The other Washington University principal investigators on the grant are: Kristine Wylie, PhD, an associate professor of pediatrics; Todd A. Fehniger, MD, PhD, a professor of medicine; and Ken Schechtman, PhD, a professor of biostatistics. Diana Metes, MD, a professor of surgery and immunology at the University of Pittsburg is also part of the multidisciplinary team.
Epstein-Barr viral load — or the amount of virus — in the blood does not predict cancer susceptibility. To see if the children’s immune systems can reveal clues to what does predict susceptibility, the researchers aim to enroll 350 patients and collect five blood samples per patient in the first year after organ transplantation. The School of Medicine is one of three sites enrolling patients in this study. The others are the Cincinnati Children’s Hospital Medical Center and Texas Children’s Hospital in Houston.

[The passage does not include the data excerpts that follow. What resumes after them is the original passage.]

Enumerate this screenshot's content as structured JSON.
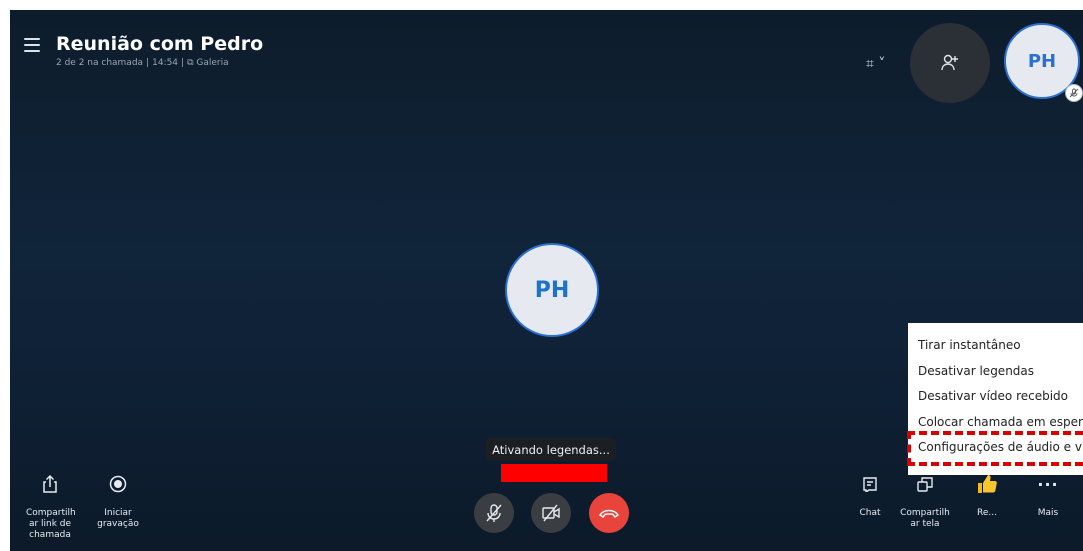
{
  "header": {
    "title": "Reunião com Pedro",
    "participants": "2 de 2 na chamada",
    "duration": "14:54",
    "view_mode": "Galeria"
  },
  "participant_initials_top": "PH",
  "participant_initials_center": "PH",
  "caption_toast": "Ativando legendas...",
  "context_menu": {
    "items": [
      "Tirar instantâneo",
      "Desativar legendas",
      "Desativar vídeo recebido",
      "Colocar chamada em espera",
      "Configurações de áudio e vídeo"
    ]
  },
  "toolbar_left": {
    "share_link_label": "Compartilh ar link de chamada",
    "record_label": "Iniciar gravação"
  },
  "toolbar_right": {
    "chat_label": "Chat",
    "share_screen_label": "Compartilh ar tela",
    "react_label": "Re...",
    "more_label": "Mais"
  },
  "colors": {
    "accent": "#2b6fd0",
    "end_call": "#e8443c",
    "highlight": "#d90000"
  }
}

The researchers will investigate white blood cells called T cells during the first year after transplantation, comparing children with high to low EBV loads. Work by Metes has shown exhausted or dysfunctional T cells in pediatric heart transplant recipients. These cells arise during chronic infection or cancer but don’t function optimally; the researchers wonder if they will see the same dysfunction in the enrolled patients receiving all types of organs. They will look at roughly 60 markers to investigate cellular identities.
The researchers also plan to study natural killer (NK) cells, the white blood cells that destroy cancer cells and are important in fighting viral infections. They will investigate whether NK cells are dysfunctional in the children with high EBV loads.

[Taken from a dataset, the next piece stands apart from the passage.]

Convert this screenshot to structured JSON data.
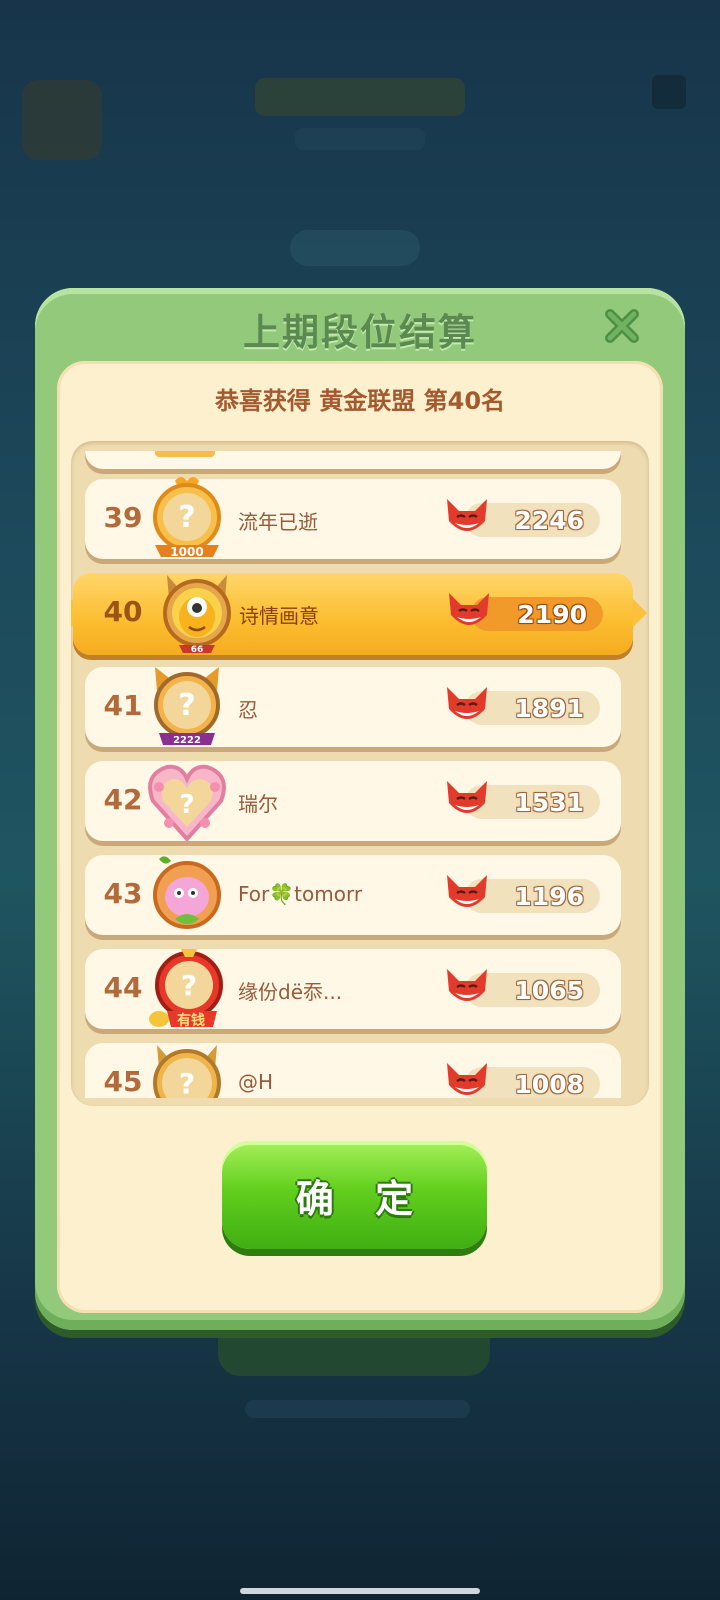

But probing the immune system for answers is expensive. Another project that is part of the grant will focus on screening for a family of viruses, the Anelloviruses, which increases exponentially under immunosuppressive drugs, and may be a relatively easy and affordable method to put into clinical practice.

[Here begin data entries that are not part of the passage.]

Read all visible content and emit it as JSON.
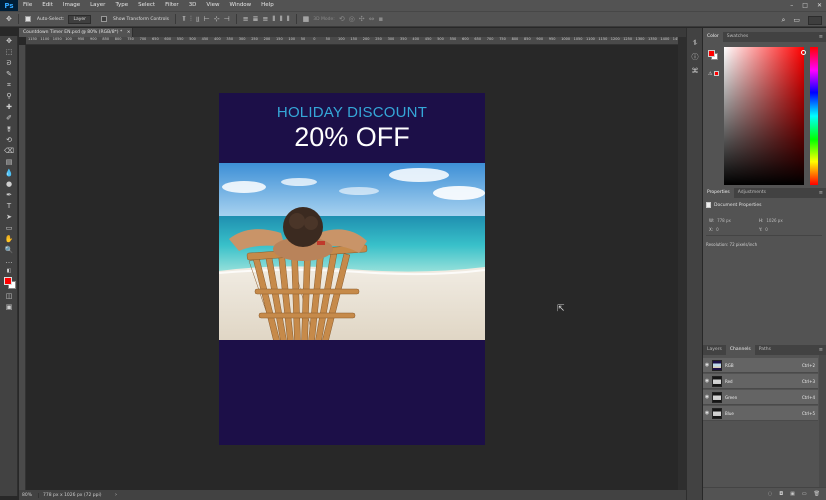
{
  "app": {
    "logo": "Ps",
    "menu": [
      "File",
      "Edit",
      "Image",
      "Layer",
      "Type",
      "Select",
      "Filter",
      "3D",
      "View",
      "Window",
      "Help"
    ],
    "window_controls": [
      "–",
      "□",
      "✕"
    ]
  },
  "options_bar": {
    "move_icon": "✥",
    "auto_select_label": "Auto-Select:",
    "auto_select_value": "Layer",
    "show_transform_label": "Show Transform Controls",
    "mode_3d_label": "3D Mode:",
    "search_icon": "⌕",
    "workspace_icon": "▭"
  },
  "document_tab": {
    "title": "Countdown Timer EN.psd @ 80% (RGB/8*) *",
    "close": "×"
  },
  "ruler_ticks": [
    "1150",
    "1100",
    "1050",
    "100",
    "950",
    "900",
    "850",
    "800",
    "750",
    "700",
    "650",
    "600",
    "550",
    "500",
    "450",
    "400",
    "350",
    "300",
    "250",
    "200",
    "150",
    "100",
    "50",
    "0",
    "50",
    "100",
    "150",
    "200",
    "250",
    "300",
    "350",
    "400",
    "450",
    "500",
    "550",
    "600",
    "650",
    "700",
    "750",
    "800",
    "850",
    "900",
    "950",
    "1000",
    "1050",
    "1100",
    "1150",
    "1200",
    "1250",
    "1300",
    "1350",
    "1400",
    "1450",
    "1500",
    "1550"
  ],
  "design": {
    "heading": "HOLIDAY DISCOUNT",
    "offer": "20% OFF",
    "colors": {
      "background": "#1c0f48",
      "heading": "#35a7d8",
      "offer": "#ffffff"
    }
  },
  "status_bar": {
    "zoom": "80%",
    "doc_info": "778 px x 1026 px (72 ppi)",
    "arrow": "›"
  },
  "color_panel": {
    "tabs": [
      "Color",
      "Swatches"
    ],
    "fg_color": "#ff0000",
    "bg_color": "#ffffff",
    "warning_icon": "⚠"
  },
  "properties_panel": {
    "tabs": [
      "Properties",
      "Adjustments"
    ],
    "header": "Document Properties",
    "w_label": "W:",
    "w_value": "778 px",
    "h_label": "H:",
    "h_value": "1026 px",
    "x_label": "X:",
    "x_value": "0",
    "y_label": "Y:",
    "y_value": "0",
    "resolution": "Resolution: 72 pixels/inch"
  },
  "channels_panel": {
    "tabs": [
      "Layers",
      "Channels",
      "Paths"
    ],
    "channels": [
      {
        "name": "RGB",
        "shortcut": "Ctrl+2"
      },
      {
        "name": "Red",
        "shortcut": "Ctrl+3"
      },
      {
        "name": "Green",
        "shortcut": "Ctrl+4"
      },
      {
        "name": "Blue",
        "shortcut": "Ctrl+5"
      }
    ],
    "bottom_icons": [
      "◌",
      "◘",
      "▣",
      "▭",
      "🗑"
    ]
  },
  "panel_menu_icon": "≡"
}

“We also aim to study whether Anellovirus loads can predict which children are at risk of developing certain cancers after transplantation,” said Dharnidharka, who remembers his first patient who developed a post-transplant lymphoproliferative disorder. A single transplantation case during his pediatric nephrology fellowship at Boston Children’s Hospital changed his career.
“I was naive in thinking that we were doing something great for our patients,” he said. “The kidney transplant was supposed to help them. And then a patient developed a post-transplant lymphoproliferative disorder.”
He had never heard of it before.
“I couldn’t believe how little was known about it,” Dharnidharka said. “It has since become my passion to add knowledge to the field. Until we understand what is going wrong, we can’t find therapeutic targets. I hope for a future in which post-transplant lymphoproliferative disorders are never heard of again.”